Being old isn’t easy, either.  I was born in 1947 (so it’s accurate to OK Boomer me – stupid, but accurate).  I haven’t had a heart attack like Bernie, and I’m not a walking gaffe machine like Biden.  But if I’m being honest, I have to acknowledge that I’m slowing down, both physically and mentally.  Bloomberg’s father died at 63, while his mother lived to be 102.  It’s hard to extrapolate Bloomberg’s life expectancy from those two data points.

But the important issue isn’t how long Bloomberg will live, but how he views the world.  Here’s a summary of his comments to a group of wealthy businessmen last year, as reported by Federica Pelzel on Twitter.  Bloomberg opposes legalizing marijuana because he buys into the gateway drug argument.  He’s suspicious of computers in schools, arguing that kids use them to look at porn and plagiarize homework assignments.  He doesn’t like the idea of early retirement.  He’s not entirely comfortable with women in the workplace.  He wants to return the presidency to the Bill Clinton era of powerful men (they’re all men) schmoozing, golfing, smoking cigars, and making deals behind closed doors.

In other words, when he’s speaking off the cuff to his peers, Mike Bloomberg is an old geezer.  He’s a better old geezer than Donald Trump, but – it says here – worse than either Bernie or Biden. 

I would prefer to vote for someone who could complete two terms as president and not have to move from the White House directly into an assisted living facility. 

Beyond the age issue, Democrats will need the enthusiastic support of African-Americans in 2020.  Bloomberg’s support among that demographic does not suggest enthusiasm.  One of his mayoral legacies is “stop and frisk” policing, which probably stopped some bad guys, but which also apparently gave NYPD license to harass people for the crime of Walking While Black. 

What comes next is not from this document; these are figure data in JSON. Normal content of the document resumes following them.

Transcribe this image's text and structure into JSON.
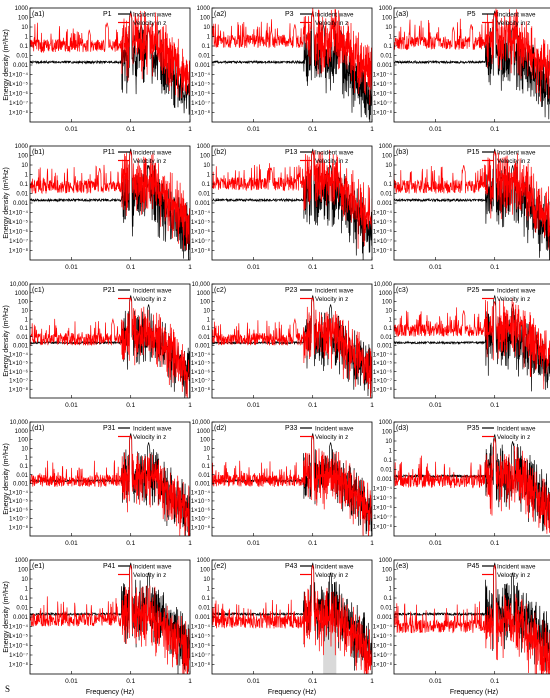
{
  "figure": {
    "corner_mark": "S",
    "ylabel": "Energy density (m²/Hz)",
    "xlabel": "Frequency (Hz)",
    "legend": [
      "Incident wave",
      "Velocity in z"
    ]
  },
  "chart_data": [
    {
      "type": "line",
      "panel_label": "(a1)",
      "title": "P1",
      "xscale": "log",
      "xlim": [
        0.002,
        1
      ],
      "yscale": "log",
      "ylim": [
        1e-09,
        1000
      ],
      "ytick_labels": [
        "1000",
        "100",
        "10",
        "1",
        "0.1",
        "0.01",
        "0.001",
        "1×10⁻⁴",
        "1×10⁻⁵",
        "1×10⁻⁶",
        "1×10⁻⁷",
        "1×10⁻⁸"
      ],
      "xtick_labels": [
        "0.01",
        "0.1",
        "1"
      ],
      "xlabel": "",
      "ylabel": "Energy density (m²/Hz)",
      "legend_position": "top-right",
      "series": [
        {
          "name": "Incident wave",
          "color": "#000000",
          "baseline": 0.002,
          "peaks": [
            [
              0.1,
              500
            ],
            [
              0.15,
              20
            ],
            [
              0.2,
              10
            ],
            [
              0.3,
              5
            ]
          ]
        },
        {
          "name": "Velocity in z",
          "color": "#ff0000",
          "baseline": 0.1,
          "peaks": [
            [
              0.02,
              5
            ],
            [
              0.04,
              30
            ],
            [
              0.1,
              300
            ],
            [
              0.2,
              5
            ]
          ]
        }
      ]
    },
    {
      "type": "line",
      "panel_label": "(a2)",
      "title": "P3",
      "xscale": "log",
      "xlim": [
        0.002,
        1
      ],
      "yscale": "log",
      "ylim": [
        1e-09,
        1000
      ],
      "ytick_labels": [
        "1000",
        "100",
        "10",
        "1",
        "0.1",
        "0.01",
        "0.001",
        "1×10⁻⁴",
        "1×10⁻⁵",
        "1×10⁻⁶",
        "1×10⁻⁷",
        "1×10⁻⁸"
      ],
      "xtick_labels": [
        "0.01",
        "0.1",
        "1"
      ],
      "xlabel": "",
      "ylabel": "",
      "legend_position": "top-right",
      "series": [
        {
          "name": "Incident wave",
          "color": "#000000",
          "baseline": 0.002,
          "peaks": [
            [
              0.1,
              500
            ],
            [
              0.15,
              20
            ],
            [
              0.3,
              5
            ]
          ]
        },
        {
          "name": "Velocity in z",
          "color": "#ff0000",
          "baseline": 0.3,
          "peaks": [
            [
              0.02,
              5
            ],
            [
              0.05,
              20
            ],
            [
              0.1,
              300
            ]
          ]
        }
      ]
    },
    {
      "type": "line",
      "panel_label": "(a3)",
      "title": "P5",
      "xscale": "log",
      "xlim": [
        0.002,
        1
      ],
      "yscale": "log",
      "ylim": [
        1e-09,
        1000
      ],
      "ytick_labels": [
        "1000",
        "100",
        "10",
        "1",
        "0.1",
        "0.01",
        "0.001",
        "1×10⁻⁴",
        "1×10⁻⁵",
        "1×10⁻⁶",
        "1×10⁻⁷",
        "1×10⁻⁸"
      ],
      "xtick_labels": [
        "0.01",
        "0.1",
        "1"
      ],
      "xlabel": "",
      "ylabel": "",
      "legend_position": "top-right",
      "series": [
        {
          "name": "Incident wave",
          "color": "#000000",
          "baseline": 0.002,
          "peaks": [
            [
              0.1,
              500
            ],
            [
              0.2,
              10
            ]
          ]
        },
        {
          "name": "Velocity in z",
          "color": "#ff0000",
          "baseline": 0.2,
          "peaks": [
            [
              0.02,
              10
            ],
            [
              0.04,
              20
            ],
            [
              0.1,
              300
            ]
          ]
        }
      ]
    },
    {
      "type": "line",
      "panel_label": "(b1)",
      "title": "P11",
      "xscale": "log",
      "xlim": [
        0.002,
        1
      ],
      "yscale": "log",
      "ylim": [
        1e-09,
        1000
      ],
      "ytick_labels": [
        "1000",
        "100",
        "10",
        "1",
        "0.1",
        "0.01",
        "0.001",
        "1×10⁻⁴",
        "1×10⁻⁵",
        "1×10⁻⁶",
        "1×10⁻⁷",
        "1×10⁻⁸"
      ],
      "xtick_labels": [
        "0.01",
        "0.1",
        "1"
      ],
      "xlabel": "",
      "ylabel": "Energy density (m²/Hz)",
      "legend_position": "top-right",
      "series": [
        {
          "name": "Incident wave",
          "color": "#000000",
          "baseline": 0.002,
          "peaks": [
            [
              0.1,
              500
            ],
            [
              0.2,
              10
            ]
          ]
        },
        {
          "name": "Velocity in z",
          "color": "#ff0000",
          "baseline": 0.05,
          "peaks": [
            [
              0.03,
              5
            ],
            [
              0.1,
              300
            ]
          ]
        }
      ]
    },
    {
      "type": "line",
      "panel_label": "(b2)",
      "title": "P13",
      "xscale": "log",
      "xlim": [
        0.002,
        1
      ],
      "yscale": "log",
      "ylim": [
        1e-09,
        1000
      ],
      "ytick_labels": [
        "1000",
        "100",
        "10",
        "1",
        "0.1",
        "0.01",
        "0.001",
        "1×10⁻⁴",
        "1×10⁻⁵",
        "1×10⁻⁶",
        "1×10⁻⁷",
        "1×10⁻⁸"
      ],
      "xtick_labels": [
        "0.01",
        "0.1",
        "1"
      ],
      "xlabel": "",
      "ylabel": "",
      "legend_position": "top-right",
      "series": [
        {
          "name": "Incident wave",
          "color": "#000000",
          "baseline": 0.002,
          "peaks": [
            [
              0.1,
              500
            ],
            [
              0.2,
              10
            ]
          ]
        },
        {
          "name": "Velocity in z",
          "color": "#ff0000",
          "baseline": 0.1,
          "peaks": [
            [
              0.02,
              5
            ],
            [
              0.1,
              300
            ]
          ]
        }
      ]
    },
    {
      "type": "line",
      "panel_label": "(b3)",
      "title": "P15",
      "xscale": "log",
      "xlim": [
        0.002,
        1
      ],
      "yscale": "log",
      "ylim": [
        1e-09,
        1000
      ],
      "ytick_labels": [
        "1000",
        "100",
        "10",
        "1",
        "0.1",
        "0.01",
        "0.001",
        "1×10⁻⁴",
        "1×10⁻⁵",
        "1×10⁻⁶",
        "1×10⁻⁷",
        "1×10⁻⁸"
      ],
      "xtick_labels": [
        "0.01",
        "0.1",
        "1"
      ],
      "xlabel": "",
      "ylabel": "",
      "legend_position": "top-right",
      "series": [
        {
          "name": "Incident wave",
          "color": "#000000",
          "baseline": 0.002,
          "peaks": [
            [
              0.1,
              500
            ],
            [
              0.2,
              10
            ]
          ]
        },
        {
          "name": "Velocity in z",
          "color": "#ff0000",
          "baseline": 0.05,
          "peaks": [
            [
              0.03,
              10
            ],
            [
              0.1,
              300
            ]
          ]
        }
      ]
    },
    {
      "type": "line",
      "panel_label": "(c1)",
      "title": "P21",
      "xscale": "log",
      "xlim": [
        0.002,
        1
      ],
      "yscale": "log",
      "ylim": [
        1e-09,
        10000
      ],
      "ytick_labels": [
        "10,000",
        "1000",
        "100",
        "10",
        "1",
        "0.1",
        "0.01",
        "0.001",
        "1×10⁻⁴",
        "1×10⁻⁵",
        "1×10⁻⁶",
        "1×10⁻⁷",
        "1×10⁻⁸"
      ],
      "xtick_labels": [
        "0.01",
        "0.1",
        "1"
      ],
      "xlabel": "",
      "ylabel": "Energy density (m²/Hz)",
      "legend_position": "top-right",
      "series": [
        {
          "name": "Incident wave",
          "color": "#000000",
          "baseline": 0.002,
          "peaks": [
            [
              0.1,
              500
            ],
            [
              0.2,
              50
            ]
          ]
        },
        {
          "name": "Velocity in z",
          "color": "#ff0000",
          "baseline": 0.005,
          "peaks": [
            [
              0.05,
              1
            ],
            [
              0.1,
              300
            ]
          ]
        }
      ]
    },
    {
      "type": "line",
      "panel_label": "(c2)",
      "title": "P23",
      "xscale": "log",
      "xlim": [
        0.002,
        1
      ],
      "yscale": "log",
      "ylim": [
        1e-09,
        10000
      ],
      "ytick_labels": [
        "10,000",
        "1000",
        "100",
        "10",
        "1",
        "0.1",
        "0.01",
        "0.001",
        "1×10⁻⁴",
        "1×10⁻⁵",
        "1×10⁻⁶",
        "1×10⁻⁷",
        "1×10⁻⁸"
      ],
      "xtick_labels": [
        "0.01",
        "0.1",
        "1"
      ],
      "xlabel": "",
      "ylabel": "",
      "legend_position": "top-right",
      "series": [
        {
          "name": "Incident wave",
          "color": "#000000",
          "baseline": 0.002,
          "peaks": [
            [
              0.1,
              500
            ],
            [
              0.2,
              50
            ]
          ]
        },
        {
          "name": "Velocity in z",
          "color": "#ff0000",
          "baseline": 0.005,
          "peaks": [
            [
              0.05,
              1
            ],
            [
              0.1,
              300
            ]
          ]
        }
      ]
    },
    {
      "type": "line",
      "panel_label": "(c3)",
      "title": "P25",
      "xscale": "log",
      "xlim": [
        0.002,
        1
      ],
      "yscale": "log",
      "ylim": [
        1e-09,
        10000
      ],
      "ytick_labels": [
        "10,000",
        "1000",
        "100",
        "10",
        "1",
        "0.1",
        "0.01",
        "0.001",
        "1×10⁻⁴",
        "1×10⁻⁵",
        "1×10⁻⁶",
        "1×10⁻⁷",
        "1×10⁻⁸"
      ],
      "xtick_labels": [
        "0.01",
        "0.1",
        "1"
      ],
      "xlabel": "",
      "ylabel": "",
      "legend_position": "top-right",
      "series": [
        {
          "name": "Incident wave",
          "color": "#000000",
          "baseline": 0.002,
          "peaks": [
            [
              0.1,
              500
            ],
            [
              0.2,
              50
            ]
          ]
        },
        {
          "name": "Velocity in z",
          "color": "#ff0000",
          "baseline": 0.05,
          "peaks": [
            [
              0.03,
              10
            ],
            [
              0.1,
              100
            ]
          ]
        }
      ]
    },
    {
      "type": "line",
      "panel_label": "(d1)",
      "title": "P31",
      "xscale": "log",
      "xlim": [
        0.002,
        1
      ],
      "yscale": "log",
      "ylim": [
        1e-09,
        10000
      ],
      "ytick_labels": [
        "10,000",
        "1000",
        "100",
        "10",
        "1",
        "0.1",
        "0.01",
        "0.001",
        "1×10⁻⁴",
        "1×10⁻⁵",
        "1×10⁻⁶",
        "1×10⁻⁷",
        "1×10⁻⁸"
      ],
      "xtick_labels": [
        "0.01",
        "0.1",
        "1"
      ],
      "xlabel": "",
      "ylabel": "Energy density (m²/Hz)",
      "legend_position": "top-right",
      "series": [
        {
          "name": "Incident wave",
          "color": "#000000",
          "baseline": 0.002,
          "peaks": [
            [
              0.1,
              500
            ],
            [
              0.2,
              50
            ]
          ]
        },
        {
          "name": "Velocity in z",
          "color": "#ff0000",
          "baseline": 0.002,
          "peaks": [
            [
              0.1,
              300
            ]
          ]
        }
      ]
    },
    {
      "type": "line",
      "panel_label": "(d2)",
      "title": "P33",
      "xscale": "log",
      "xlim": [
        0.002,
        1
      ],
      "yscale": "log",
      "ylim": [
        1e-09,
        10000
      ],
      "ytick_labels": [
        "10,000",
        "1000",
        "100",
        "10",
        "1",
        "0.1",
        "0.01",
        "0.001",
        "1×10⁻⁴",
        "1×10⁻⁵",
        "1×10⁻⁶",
        "1×10⁻⁷",
        "1×10⁻⁸"
      ],
      "xtick_labels": [
        "0.01",
        "0.1",
        "1"
      ],
      "xlabel": "",
      "ylabel": "",
      "legend_position": "top-right",
      "series": [
        {
          "name": "Incident wave",
          "color": "#000000",
          "baseline": 0.002,
          "peaks": [
            [
              0.1,
              500
            ],
            [
              0.2,
              50
            ]
          ]
        },
        {
          "name": "Velocity in z",
          "color": "#ff0000",
          "baseline": 0.002,
          "peaks": [
            [
              0.1,
              300
            ]
          ]
        }
      ]
    },
    {
      "type": "line",
      "panel_label": "(d3)",
      "title": "P35",
      "xscale": "log",
      "xlim": [
        0.002,
        1
      ],
      "yscale": "log",
      "ylim": [
        1e-09,
        1000
      ],
      "ytick_labels": [
        "1000",
        "100",
        "10",
        "1",
        "0.1",
        "0.01",
        "0.001",
        "1×10⁻⁴",
        "1×10⁻⁵",
        "1×10⁻⁶",
        "1×10⁻⁷",
        "1×10⁻⁸"
      ],
      "xtick_labels": [
        "0.01",
        "0.1",
        "1"
      ],
      "xlabel": "",
      "ylabel": "",
      "legend_position": "top-right",
      "series": [
        {
          "name": "Incident wave",
          "color": "#000000",
          "baseline": 0.002,
          "peaks": [
            [
              0.1,
              50
            ],
            [
              0.2,
              10
            ]
          ]
        },
        {
          "name": "Velocity in z",
          "color": "#ff0000",
          "baseline": 0.0006,
          "peaks": [
            [
              0.1,
              20
            ]
          ]
        }
      ]
    },
    {
      "type": "line",
      "panel_label": "(e1)",
      "title": "P41",
      "xscale": "log",
      "xlim": [
        0.002,
        1
      ],
      "yscale": "log",
      "ylim": [
        1e-09,
        1000
      ],
      "ytick_labels": [
        "1000",
        "100",
        "10",
        "1",
        "0.1",
        "0.01",
        "0.001",
        "1×10⁻⁴",
        "1×10⁻⁵",
        "1×10⁻⁶",
        "1×10⁻⁷",
        "1×10⁻⁸"
      ],
      "xtick_labels": [
        "0.01",
        "0.1",
        "1"
      ],
      "xlabel": "Frequency (Hz)",
      "ylabel": "Energy density (m²/Hz)",
      "legend_position": "top-right",
      "series": [
        {
          "name": "Incident wave",
          "color": "#000000",
          "baseline": 0.002,
          "peaks": [
            [
              0.1,
              500
            ],
            [
              0.2,
              50
            ]
          ]
        },
        {
          "name": "Velocity in z",
          "color": "#ff0000",
          "baseline": 0.0005,
          "peaks": [
            [
              0.1,
              300
            ]
          ]
        }
      ]
    },
    {
      "type": "line",
      "panel_label": "(e2)",
      "title": "P43",
      "xscale": "log",
      "xlim": [
        0.002,
        1
      ],
      "yscale": "log",
      "ylim": [
        1e-09,
        1000
      ],
      "ytick_labels": [
        "1000",
        "100",
        "10",
        "1",
        "0.1",
        "0.01",
        "0.001",
        "1×10⁻⁴",
        "1×10⁻⁵",
        "1×10⁻⁶",
        "1×10⁻⁷",
        "1×10⁻⁸"
      ],
      "xtick_labels": [
        "0.01",
        "0.1",
        "1"
      ],
      "xlabel": "Frequency (Hz)",
      "ylabel": "",
      "legend_position": "top-right",
      "shaded_band": [
        0.15,
        0.25
      ],
      "series": [
        {
          "name": "Incident wave",
          "color": "#000000",
          "baseline": 0.002,
          "peaks": [
            [
              0.1,
              500
            ],
            [
              0.2,
              50
            ]
          ]
        },
        {
          "name": "Velocity in z",
          "color": "#ff0000",
          "baseline": 0.0003,
          "peaks": [
            [
              0.1,
              300
            ]
          ]
        }
      ]
    },
    {
      "type": "line",
      "panel_label": "(e3)",
      "title": "P45",
      "xscale": "log",
      "xlim": [
        0.002,
        1
      ],
      "yscale": "log",
      "ylim": [
        1e-09,
        1000
      ],
      "ytick_labels": [
        "1000",
        "100",
        "10",
        "1",
        "0.1",
        "0.01",
        "0.001",
        "1×10⁻⁴",
        "1×10⁻⁵",
        "1×10⁻⁶",
        "1×10⁻⁷",
        "1×10⁻⁸"
      ],
      "xtick_labels": [
        "0.01",
        "0.1",
        "1"
      ],
      "xlabel": "Frequency (Hz)",
      "ylabel": "",
      "legend_position": "top-right",
      "series": [
        {
          "name": "Incident wave",
          "color": "#000000",
          "baseline": 0.002,
          "peaks": [
            [
              0.1,
              500
            ],
            [
              0.2,
              50
            ]
          ]
        },
        {
          "name": "Velocity in z",
          "color": "#ff0000",
          "baseline": 0.0001,
          "peaks": [
            [
              0.1,
              300
            ]
          ]
        }
      ]
    }
  ]
}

Maybe that’s why Bloomberg is contemplating entering the 2020 Alabama primary.  Either that, or Bloomberg’s polling discovered that Alabama voters are secretly sympathetic to Jewish billionaires from the Big Apple.

Here’s what I think.  Mike Bloomberg’s natural constituency consists mainly of pundits and TV talking heads in NYC and D.C.  They’re the ones who fantasize about a mythical consensus candidate who’ll ride in on a white horse and save them from the reality of politics c. 2020.  There are certainly hundreds of these folks – maybe even a thousand or two.  But not millions, which is what Bloomberg would need to win a national election.

People like MEET THE PRESS’s Chuck Todd fantasize about a unicorn candidate who is both fiscally conservative and socially liberal.  That sounds great, but it turns out that only about 4% of voters nationally fit that profile.  And most of them vote Republican. 

That pretty much sums up the Beltway pundit world view.  Not only do they want Democrats to be more like Republicans, but they want Democrats to be like a vanishingly small subset of the electorate. 

If Bloomberg wants to spend a few uncountabillion dollars on politics over the next twelve months, these kinds of projects make way more sense than trying to buy a presidential nomination.  Several people have suggested that Bloomberg (or Steyer) buy Fox News and either shut it down, or transform it into a real news organization.  Or round up a bunch of other obscenely rich plutocrats and talk them into pooling their fortunes to do something meaningful about climate change.  Or pay off all the outstanding college debt in one fell swoop.  Or subsidize free opioid rehab centers around the country.  Or help lower the abortion rate by making birth control freely available everywhere.  There are so many ways to make an impact with that much money. 

Running for president is the least useful thing a billionaire can do. 

Oh, and Bloomberg has terrible taste in golfing partners.